The Industry Leader in Green Initiatives with the Most Technologically Advanced Fleet Available
Code of Business Conduct
Swift Transportation Co., Inc.’s culture includes promotion of professional conduct in the practice of all employees, officers, and board members throughout the Company.
One of our values is that all employees are held to the highest standards of veracity. We are honest and ethical in all our business dealings, starting with how we treat one another. We keep our promises and admit our mistakes. Our personal conduct ensures that Swift will be there to deliver your future. Swift employees, officers and board members hold an important and elevated role in corporate governance in that they are uniquely capable and empowered to ensure that all stakeholders’ interests are appropriately balanced, protected and preserved. This Code provides principles to which Swift’s employees, officers, and board members are expected to adhere and advocate. They embody rules regarding individual and peer responsibilities, as well as responsibilities to other employees, the public and other stakeholders. Employees, officers, and board members are expected to abide by this Code as well as any other applicable Swift policies or guidelines in the employee handbook relating to the areas covered by this Code.
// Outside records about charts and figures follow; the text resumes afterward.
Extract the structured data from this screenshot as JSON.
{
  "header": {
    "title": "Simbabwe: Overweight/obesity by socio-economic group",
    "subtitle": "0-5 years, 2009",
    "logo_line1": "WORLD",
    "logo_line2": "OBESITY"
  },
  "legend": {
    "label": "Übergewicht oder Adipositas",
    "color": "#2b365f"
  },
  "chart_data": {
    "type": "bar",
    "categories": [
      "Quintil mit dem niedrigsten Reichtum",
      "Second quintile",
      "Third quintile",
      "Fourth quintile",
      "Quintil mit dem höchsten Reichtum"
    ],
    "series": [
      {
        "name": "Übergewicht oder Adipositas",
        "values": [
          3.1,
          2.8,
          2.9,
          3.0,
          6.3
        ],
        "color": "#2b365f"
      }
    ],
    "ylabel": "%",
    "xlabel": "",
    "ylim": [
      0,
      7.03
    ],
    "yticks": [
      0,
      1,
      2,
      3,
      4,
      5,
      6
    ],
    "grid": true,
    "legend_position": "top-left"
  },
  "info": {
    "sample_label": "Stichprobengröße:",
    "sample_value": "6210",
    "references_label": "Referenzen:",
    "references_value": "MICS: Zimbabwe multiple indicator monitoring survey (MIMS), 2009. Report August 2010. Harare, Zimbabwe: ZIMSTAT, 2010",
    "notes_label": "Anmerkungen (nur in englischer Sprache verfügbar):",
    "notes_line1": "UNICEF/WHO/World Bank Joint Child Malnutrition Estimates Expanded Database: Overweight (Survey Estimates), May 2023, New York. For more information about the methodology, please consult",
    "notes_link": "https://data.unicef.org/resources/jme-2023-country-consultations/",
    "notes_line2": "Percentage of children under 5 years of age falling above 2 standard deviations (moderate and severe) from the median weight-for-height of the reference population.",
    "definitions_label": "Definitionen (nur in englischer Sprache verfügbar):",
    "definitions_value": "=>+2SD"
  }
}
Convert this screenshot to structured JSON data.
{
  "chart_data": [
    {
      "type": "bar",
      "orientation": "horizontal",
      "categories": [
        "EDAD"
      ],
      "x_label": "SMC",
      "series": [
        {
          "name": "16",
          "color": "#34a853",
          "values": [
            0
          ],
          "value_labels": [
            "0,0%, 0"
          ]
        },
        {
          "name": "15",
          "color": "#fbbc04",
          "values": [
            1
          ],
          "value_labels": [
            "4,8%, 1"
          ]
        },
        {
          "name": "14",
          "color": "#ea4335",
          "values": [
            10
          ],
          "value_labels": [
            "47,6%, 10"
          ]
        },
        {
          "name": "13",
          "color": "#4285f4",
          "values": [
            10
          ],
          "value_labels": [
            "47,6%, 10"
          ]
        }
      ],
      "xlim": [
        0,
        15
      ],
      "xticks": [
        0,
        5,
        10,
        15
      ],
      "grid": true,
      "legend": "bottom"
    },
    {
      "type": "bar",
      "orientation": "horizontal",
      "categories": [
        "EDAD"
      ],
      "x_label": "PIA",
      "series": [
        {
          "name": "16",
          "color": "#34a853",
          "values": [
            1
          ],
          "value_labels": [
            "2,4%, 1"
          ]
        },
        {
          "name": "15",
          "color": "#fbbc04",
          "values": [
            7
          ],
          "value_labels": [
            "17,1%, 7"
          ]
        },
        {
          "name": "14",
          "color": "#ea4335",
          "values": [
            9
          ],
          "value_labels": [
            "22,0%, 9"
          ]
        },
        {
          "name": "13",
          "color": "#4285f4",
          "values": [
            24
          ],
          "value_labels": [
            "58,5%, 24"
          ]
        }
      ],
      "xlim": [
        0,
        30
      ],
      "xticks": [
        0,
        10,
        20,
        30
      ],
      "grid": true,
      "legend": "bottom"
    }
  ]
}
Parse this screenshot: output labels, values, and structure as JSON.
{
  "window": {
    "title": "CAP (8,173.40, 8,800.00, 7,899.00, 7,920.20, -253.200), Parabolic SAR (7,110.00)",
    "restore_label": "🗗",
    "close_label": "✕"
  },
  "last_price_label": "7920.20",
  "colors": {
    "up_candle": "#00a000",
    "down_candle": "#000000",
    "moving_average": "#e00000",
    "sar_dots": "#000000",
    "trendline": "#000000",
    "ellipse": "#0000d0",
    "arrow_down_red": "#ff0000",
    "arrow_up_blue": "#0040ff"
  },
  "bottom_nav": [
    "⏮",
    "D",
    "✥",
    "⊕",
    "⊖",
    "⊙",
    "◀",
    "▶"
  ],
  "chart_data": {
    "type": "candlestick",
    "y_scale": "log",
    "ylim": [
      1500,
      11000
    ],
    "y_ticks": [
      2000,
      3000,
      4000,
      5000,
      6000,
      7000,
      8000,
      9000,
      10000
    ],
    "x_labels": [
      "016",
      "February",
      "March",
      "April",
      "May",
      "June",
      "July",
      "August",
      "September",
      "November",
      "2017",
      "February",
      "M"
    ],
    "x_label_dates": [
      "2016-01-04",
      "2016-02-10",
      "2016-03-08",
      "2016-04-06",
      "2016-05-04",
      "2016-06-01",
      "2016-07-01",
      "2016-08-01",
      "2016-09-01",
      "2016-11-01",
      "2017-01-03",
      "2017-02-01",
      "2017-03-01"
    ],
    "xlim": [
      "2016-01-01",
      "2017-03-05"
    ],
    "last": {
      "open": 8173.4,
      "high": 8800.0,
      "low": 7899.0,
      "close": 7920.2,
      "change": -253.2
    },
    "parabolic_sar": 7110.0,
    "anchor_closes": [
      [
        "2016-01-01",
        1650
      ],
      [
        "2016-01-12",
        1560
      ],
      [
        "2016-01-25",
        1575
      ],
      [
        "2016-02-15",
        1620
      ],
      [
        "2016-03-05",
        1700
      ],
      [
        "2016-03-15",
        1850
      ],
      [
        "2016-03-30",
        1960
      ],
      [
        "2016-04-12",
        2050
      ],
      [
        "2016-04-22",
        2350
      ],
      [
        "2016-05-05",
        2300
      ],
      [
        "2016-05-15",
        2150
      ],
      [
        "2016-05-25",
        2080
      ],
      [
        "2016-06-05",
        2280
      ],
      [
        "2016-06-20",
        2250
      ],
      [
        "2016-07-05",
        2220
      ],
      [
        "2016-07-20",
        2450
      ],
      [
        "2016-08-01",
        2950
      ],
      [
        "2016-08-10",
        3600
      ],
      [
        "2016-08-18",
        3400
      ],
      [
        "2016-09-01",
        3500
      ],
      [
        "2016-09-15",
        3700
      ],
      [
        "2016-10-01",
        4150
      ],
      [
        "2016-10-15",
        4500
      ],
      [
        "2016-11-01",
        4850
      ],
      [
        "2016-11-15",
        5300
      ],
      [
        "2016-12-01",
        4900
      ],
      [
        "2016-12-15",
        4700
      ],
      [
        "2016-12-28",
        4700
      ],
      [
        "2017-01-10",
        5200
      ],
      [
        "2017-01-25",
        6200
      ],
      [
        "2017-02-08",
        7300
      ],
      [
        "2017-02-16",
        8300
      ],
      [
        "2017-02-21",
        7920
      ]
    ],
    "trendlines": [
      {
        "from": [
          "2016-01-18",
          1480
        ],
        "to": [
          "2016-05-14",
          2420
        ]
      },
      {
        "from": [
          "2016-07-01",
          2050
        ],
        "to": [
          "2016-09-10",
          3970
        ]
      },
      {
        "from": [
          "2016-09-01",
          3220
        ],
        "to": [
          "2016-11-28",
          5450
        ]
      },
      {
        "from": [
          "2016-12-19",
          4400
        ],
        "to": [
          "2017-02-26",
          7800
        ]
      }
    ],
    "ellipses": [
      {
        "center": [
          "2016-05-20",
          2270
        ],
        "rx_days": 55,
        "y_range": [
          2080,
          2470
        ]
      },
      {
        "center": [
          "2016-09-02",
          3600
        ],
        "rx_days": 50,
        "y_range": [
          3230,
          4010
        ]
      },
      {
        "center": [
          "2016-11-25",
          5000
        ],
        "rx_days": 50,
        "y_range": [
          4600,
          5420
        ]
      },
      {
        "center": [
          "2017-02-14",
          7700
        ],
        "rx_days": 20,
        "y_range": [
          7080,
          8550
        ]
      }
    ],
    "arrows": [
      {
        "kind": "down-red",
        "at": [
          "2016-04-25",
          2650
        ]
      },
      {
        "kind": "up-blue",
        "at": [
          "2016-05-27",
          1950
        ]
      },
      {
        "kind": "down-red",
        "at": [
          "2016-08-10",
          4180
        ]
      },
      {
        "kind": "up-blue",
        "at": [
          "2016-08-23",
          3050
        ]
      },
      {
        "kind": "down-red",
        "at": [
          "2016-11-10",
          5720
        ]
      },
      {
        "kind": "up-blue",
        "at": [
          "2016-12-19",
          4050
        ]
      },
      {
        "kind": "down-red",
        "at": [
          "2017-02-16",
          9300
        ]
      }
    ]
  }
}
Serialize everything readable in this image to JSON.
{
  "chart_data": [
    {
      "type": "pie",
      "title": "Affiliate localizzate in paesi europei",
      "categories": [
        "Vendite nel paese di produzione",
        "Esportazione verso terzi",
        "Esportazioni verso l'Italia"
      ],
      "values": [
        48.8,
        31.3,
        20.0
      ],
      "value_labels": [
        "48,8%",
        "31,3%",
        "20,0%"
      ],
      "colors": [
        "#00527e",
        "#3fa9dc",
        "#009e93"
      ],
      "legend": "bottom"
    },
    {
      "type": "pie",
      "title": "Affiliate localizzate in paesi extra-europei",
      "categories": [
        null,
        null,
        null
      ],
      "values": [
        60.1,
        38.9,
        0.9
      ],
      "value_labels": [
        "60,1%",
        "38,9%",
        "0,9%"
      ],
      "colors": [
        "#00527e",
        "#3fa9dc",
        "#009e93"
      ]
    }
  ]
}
The Company’s employees, officers, and board members will:
1. Act with honesty, integrity and ethical conduct, including the ethical handling of actual or apparent conflicts of interest between personal and professional relationships. Compliance with this provision means that transactions involving conflicts of interest shall be approved by the appropriate person or, if required by the Company’s policies or SEC rules, by the Board of Directors or committee of directors. Provided appropriate approvals are obtained in accordance with the Company’s and the SEC’s policies and rules, a conflict of interest transaction will be considered to be in compliance with this Code and not a waiver of the Code.
2. Provide stakeholders with full, fair, accurate, timely, and understandable disclosure in reports and documents that a registrant files with, or submits to, the SEC and in other public communications made by the registrant.
3. Comply with applicable rules and regulations of federal, state, provincial and local governments, and other appropriate private and public regulatory agencies.
4. Act in good faith, responsibly, with due care, competence and diligence, without misrepresenting material facts or allowing one’s independent judgment to be subordinated.
5. Maintain the confidentiality of information obtained in the course of one’s work except when authorized or otherwise legally obligated to disclose.
6. Ensure that confidential information acquired in the course of one’s work is not used for personal advantage.
7. Obtain adequate training and share knowledge applicable to one’s duties and responsibilities to Swift and its stakeholders.
8. Proactively promote and be an example of ethical behavior among peers, in the work environment and in the community.
9. Achieve accountability of and control over all assets and resources engaged or entrusted in the course of one’s work.
10. Report promptly to Swift’s corporate counsel, the audit committee or other appropriate personnel all violations of the code of which you become aware.
Reports of unethical or illegal conduct or any types of behavior that is a breach of company policy or a state or federal offense may be reported through the Swift 800 Tipline (1-877-261-6622). Calls may be anonymous and will be directed to Internal Audit. All reports will be thoroughly and effectively investigated. In conjunction with Federal Law, the Company does not tolerate retribution, retaliation or adverse personnel action of any kind for reports made in good faith.
Any violations of the Code may result in disciplinary action, up to and including immediate termination. Some violations could result in fines, imprisonment and civil liability.
Any amendment or waiver of the Code for executive officers and directors may only be made by the Company’s Board of Directors and must be reported within 5 business days after making the amendment or granting the waiver, including an explanation for the waiver. Disclosure will be made either in a Form 8-K or through the Company website, as the Board of Directors may determine.